Given the lawful ability to implement the fallback use was established, and that there was a realistic prospect of such a use being implemented, a comparison was required between the proposed development and the fallback use. The case law makes clear that, where a fallback position exists, authorities should seek to approve alternative schemes that result in a better planning outcome.
Through input from the Council’s consultees, the proposal had evolved considerably since originally submitted with the applicant and officers having worked together to identify a mutually acceptable scheme.
In informing the final design, the Conservation Officer had raised concerns that:
“Many recent residential developments on these former agricultural, “backland” sites have diluted the distinction by using designs and materials based on the “main street” type of houses and thus causing harm to local character and distinctiveness.”
The choice of black metal cladding was deliberate. The intention in this approach to detailing and materials was to maintain an association to the previous agricultural use of the site and create a clear distinction between those road frontage properties and the land to the rear which historically has never been characterised by dwellings.
The Conservation Officer ultimately concluded that he ‘welcomes the approach taken by this application, which is not to extend an obviously residential aesthetic onto what has historically been an agricultural yard, but to maintain a distinction between the street front and the land behind.’
Additionally, whilst representations were received indicating a preference for the use of more traditional materials, it was important that this application not be viewed in isolation or divorced from the fallback position; a comparison was required to be made between what had been proposed, and what could be delivered through permitted development rights.
The scheme includes the demolition of the machinery store and its replacement with two dwellings, on its existing footprint, and broadly commensurate with its existing scale.
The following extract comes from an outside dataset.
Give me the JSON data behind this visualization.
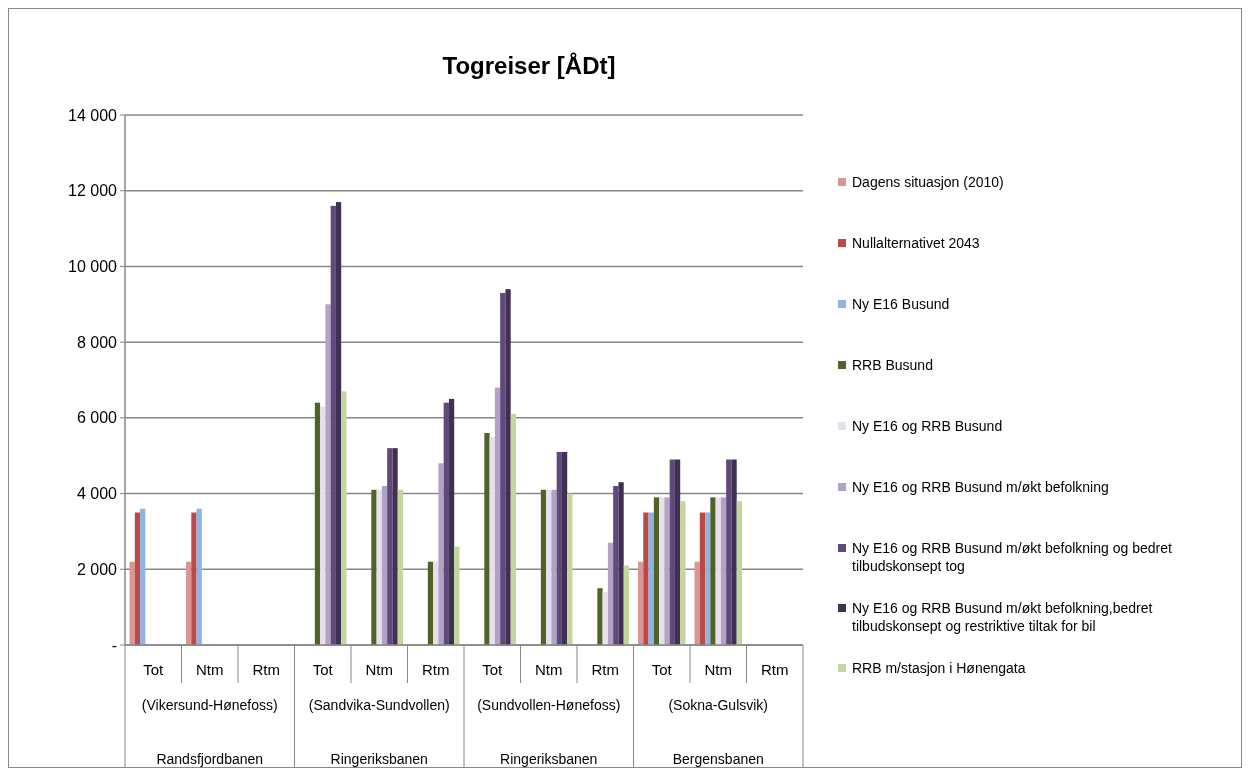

The materials are synonymous with a typical barn conversion under Class Q, and it was therefore our submission, not only that the elected materials were appropriate, but also, when compared with a fallback conversion scheme, that there would be no additional material harm.
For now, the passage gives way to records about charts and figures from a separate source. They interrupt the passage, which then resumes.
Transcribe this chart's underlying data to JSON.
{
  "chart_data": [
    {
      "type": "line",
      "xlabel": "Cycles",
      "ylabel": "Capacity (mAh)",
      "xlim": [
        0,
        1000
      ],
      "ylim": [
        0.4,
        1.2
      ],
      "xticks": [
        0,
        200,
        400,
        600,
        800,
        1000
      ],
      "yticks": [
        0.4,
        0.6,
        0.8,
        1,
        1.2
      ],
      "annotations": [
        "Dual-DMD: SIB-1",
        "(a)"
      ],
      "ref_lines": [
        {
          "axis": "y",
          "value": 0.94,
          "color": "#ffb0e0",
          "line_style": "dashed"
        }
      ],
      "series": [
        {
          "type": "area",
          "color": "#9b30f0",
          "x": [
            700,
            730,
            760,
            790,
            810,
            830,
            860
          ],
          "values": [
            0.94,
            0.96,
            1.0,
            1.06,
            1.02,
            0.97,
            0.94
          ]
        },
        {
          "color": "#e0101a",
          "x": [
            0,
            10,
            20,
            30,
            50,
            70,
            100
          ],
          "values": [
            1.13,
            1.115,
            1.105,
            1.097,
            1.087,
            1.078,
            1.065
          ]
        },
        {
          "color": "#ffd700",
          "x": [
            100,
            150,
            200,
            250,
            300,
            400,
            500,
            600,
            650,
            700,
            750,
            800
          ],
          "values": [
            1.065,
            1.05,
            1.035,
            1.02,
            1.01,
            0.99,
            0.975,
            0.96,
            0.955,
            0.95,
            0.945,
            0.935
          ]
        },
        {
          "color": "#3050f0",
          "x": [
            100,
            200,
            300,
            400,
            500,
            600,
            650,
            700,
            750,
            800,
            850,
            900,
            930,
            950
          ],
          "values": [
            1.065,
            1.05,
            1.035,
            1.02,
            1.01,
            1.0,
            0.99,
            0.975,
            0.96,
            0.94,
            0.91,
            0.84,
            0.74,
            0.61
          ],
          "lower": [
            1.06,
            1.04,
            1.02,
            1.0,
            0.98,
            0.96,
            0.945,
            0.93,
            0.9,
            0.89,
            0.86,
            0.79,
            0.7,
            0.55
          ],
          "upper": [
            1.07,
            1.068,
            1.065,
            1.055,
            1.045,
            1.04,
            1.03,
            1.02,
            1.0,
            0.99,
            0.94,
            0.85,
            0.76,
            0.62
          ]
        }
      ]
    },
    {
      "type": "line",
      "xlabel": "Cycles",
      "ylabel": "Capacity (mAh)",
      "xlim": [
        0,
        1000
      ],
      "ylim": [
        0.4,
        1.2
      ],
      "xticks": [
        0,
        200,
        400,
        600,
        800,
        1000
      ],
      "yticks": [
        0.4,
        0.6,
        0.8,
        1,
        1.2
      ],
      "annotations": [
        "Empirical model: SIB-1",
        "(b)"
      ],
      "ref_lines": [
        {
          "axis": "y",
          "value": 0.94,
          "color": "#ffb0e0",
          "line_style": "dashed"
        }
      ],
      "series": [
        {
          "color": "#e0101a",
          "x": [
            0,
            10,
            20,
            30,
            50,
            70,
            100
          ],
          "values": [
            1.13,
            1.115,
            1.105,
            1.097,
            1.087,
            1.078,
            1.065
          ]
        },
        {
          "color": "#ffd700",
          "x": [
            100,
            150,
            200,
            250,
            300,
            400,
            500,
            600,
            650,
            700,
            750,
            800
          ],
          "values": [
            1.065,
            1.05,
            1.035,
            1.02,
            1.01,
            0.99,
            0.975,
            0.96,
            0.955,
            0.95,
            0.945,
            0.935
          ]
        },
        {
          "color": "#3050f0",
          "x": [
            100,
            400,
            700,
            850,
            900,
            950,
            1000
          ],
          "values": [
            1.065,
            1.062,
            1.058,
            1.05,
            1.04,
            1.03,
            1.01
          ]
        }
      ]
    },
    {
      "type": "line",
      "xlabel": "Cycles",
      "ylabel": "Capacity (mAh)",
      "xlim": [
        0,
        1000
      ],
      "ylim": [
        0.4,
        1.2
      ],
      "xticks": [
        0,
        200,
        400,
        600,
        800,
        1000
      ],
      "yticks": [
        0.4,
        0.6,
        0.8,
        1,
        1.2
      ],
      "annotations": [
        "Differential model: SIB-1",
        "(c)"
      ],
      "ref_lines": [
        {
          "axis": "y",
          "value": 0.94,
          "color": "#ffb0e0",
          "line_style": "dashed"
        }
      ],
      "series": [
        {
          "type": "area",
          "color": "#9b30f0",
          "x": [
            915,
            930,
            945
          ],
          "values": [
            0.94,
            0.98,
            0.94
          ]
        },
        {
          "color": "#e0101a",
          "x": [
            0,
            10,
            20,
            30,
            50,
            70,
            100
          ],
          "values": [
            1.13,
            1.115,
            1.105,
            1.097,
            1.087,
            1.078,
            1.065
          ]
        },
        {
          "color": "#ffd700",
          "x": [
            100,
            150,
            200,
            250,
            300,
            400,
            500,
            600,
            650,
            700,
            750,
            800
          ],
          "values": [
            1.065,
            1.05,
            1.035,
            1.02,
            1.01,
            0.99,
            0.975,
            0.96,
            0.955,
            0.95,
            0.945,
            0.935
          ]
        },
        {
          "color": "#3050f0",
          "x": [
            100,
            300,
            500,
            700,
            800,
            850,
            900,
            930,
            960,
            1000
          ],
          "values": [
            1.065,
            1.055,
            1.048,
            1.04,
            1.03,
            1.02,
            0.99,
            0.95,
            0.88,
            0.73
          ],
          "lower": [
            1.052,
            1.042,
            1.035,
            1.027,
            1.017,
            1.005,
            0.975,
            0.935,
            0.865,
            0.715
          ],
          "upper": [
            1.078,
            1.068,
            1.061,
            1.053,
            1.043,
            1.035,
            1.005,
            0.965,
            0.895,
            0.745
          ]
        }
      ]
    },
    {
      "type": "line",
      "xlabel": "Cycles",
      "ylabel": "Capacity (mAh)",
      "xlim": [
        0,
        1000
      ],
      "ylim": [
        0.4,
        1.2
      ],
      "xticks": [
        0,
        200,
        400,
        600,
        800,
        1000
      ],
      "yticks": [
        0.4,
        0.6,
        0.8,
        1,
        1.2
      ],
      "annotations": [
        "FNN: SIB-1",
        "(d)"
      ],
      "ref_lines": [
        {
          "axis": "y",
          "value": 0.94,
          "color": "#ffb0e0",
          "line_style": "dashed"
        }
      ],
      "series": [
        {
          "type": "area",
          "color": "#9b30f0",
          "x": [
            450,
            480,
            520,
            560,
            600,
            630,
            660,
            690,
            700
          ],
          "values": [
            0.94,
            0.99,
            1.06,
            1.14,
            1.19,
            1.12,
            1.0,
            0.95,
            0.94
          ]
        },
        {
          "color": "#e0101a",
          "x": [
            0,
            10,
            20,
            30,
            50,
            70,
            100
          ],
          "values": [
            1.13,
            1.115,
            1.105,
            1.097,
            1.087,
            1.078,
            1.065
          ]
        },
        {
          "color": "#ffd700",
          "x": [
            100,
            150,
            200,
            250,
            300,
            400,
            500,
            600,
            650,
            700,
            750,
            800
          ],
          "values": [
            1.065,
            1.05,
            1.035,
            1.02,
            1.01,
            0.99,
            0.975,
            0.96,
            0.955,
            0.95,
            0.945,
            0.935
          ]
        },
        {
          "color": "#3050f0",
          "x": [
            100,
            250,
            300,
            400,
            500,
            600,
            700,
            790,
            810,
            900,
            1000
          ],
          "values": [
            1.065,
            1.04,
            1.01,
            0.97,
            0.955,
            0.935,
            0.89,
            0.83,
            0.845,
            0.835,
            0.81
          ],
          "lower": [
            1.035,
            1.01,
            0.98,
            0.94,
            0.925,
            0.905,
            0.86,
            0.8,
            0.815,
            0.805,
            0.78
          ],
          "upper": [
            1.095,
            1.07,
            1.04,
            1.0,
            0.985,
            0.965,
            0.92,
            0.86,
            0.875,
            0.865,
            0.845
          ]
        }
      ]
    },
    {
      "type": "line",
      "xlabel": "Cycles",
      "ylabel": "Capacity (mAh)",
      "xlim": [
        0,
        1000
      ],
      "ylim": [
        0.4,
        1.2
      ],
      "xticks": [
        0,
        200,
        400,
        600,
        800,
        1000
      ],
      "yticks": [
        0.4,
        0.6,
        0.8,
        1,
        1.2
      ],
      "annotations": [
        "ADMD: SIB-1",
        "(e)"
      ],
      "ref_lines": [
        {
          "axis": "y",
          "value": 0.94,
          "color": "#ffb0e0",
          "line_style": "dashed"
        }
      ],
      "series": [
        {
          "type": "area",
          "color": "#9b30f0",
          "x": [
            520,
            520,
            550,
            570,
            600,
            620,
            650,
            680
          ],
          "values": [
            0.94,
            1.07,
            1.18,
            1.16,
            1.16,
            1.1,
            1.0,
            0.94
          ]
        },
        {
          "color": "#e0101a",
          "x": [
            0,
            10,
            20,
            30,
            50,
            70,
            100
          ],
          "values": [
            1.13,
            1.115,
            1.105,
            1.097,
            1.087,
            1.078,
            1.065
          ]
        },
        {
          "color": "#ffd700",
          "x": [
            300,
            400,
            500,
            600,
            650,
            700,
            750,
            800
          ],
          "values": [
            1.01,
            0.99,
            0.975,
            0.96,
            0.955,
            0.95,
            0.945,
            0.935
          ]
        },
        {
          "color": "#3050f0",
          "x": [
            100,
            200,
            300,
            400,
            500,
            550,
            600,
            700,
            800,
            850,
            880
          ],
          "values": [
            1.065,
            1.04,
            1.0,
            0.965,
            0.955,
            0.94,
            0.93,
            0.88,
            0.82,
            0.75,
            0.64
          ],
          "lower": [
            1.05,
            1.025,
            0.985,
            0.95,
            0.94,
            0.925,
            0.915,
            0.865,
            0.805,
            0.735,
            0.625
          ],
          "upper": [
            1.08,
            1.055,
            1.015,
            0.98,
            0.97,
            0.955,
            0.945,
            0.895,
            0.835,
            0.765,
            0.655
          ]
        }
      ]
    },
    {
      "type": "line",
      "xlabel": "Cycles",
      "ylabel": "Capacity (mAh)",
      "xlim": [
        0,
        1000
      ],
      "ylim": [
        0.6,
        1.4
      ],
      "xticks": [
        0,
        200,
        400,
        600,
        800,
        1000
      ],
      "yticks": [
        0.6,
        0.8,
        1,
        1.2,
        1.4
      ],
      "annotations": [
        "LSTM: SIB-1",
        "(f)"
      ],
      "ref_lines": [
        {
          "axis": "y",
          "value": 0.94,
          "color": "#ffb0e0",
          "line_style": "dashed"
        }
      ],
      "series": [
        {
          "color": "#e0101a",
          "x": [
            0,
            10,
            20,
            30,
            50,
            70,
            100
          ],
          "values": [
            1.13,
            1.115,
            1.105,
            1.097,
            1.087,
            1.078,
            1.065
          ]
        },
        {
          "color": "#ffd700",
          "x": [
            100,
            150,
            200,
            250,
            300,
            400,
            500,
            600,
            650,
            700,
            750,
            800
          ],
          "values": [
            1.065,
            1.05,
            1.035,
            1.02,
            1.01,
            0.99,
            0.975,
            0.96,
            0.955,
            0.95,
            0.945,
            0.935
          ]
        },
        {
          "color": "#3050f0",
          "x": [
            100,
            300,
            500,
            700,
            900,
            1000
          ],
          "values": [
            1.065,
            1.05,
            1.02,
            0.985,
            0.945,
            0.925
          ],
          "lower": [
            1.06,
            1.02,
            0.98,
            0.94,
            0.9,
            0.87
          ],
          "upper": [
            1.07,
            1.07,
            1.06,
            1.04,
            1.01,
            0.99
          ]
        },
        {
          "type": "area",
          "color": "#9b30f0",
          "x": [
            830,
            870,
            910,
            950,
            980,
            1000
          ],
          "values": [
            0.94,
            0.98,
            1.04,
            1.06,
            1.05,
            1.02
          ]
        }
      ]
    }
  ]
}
The scheme incorporates the entirety of the yard and would be subject to a landscape condition guaranteeing a cohesive form of development when viewed as a whole. Conversely, due to the restrictive curtilage allowances under Class Q, a fallback scheme would deliver an awkward arrangement of properties with a large area of the farmyard left redundant. The NPPF places a clear requirement on authorities to ensure that decisions promote an effective use of land and there can be little doubt our proposal is more closely aligned with this aim when compared with any fallback scheme.
The planning case for this application was a simple one: there was a clear lawful ability for the applicant to implement a greater number of dwellings without the need for planning permission and the only consideration therefore was whether this proposal advances benefits when compared with a fallback scheme, such benefits having been clearly identified and presented by officers. The fallback position was a material consideration attracting significant weight and clearly outweighed the identified conflicts with the development plan. In light of the above, and following a lengthy education of members on the principles of the fallback, the officer’s recommendation was followed and planning permission granted.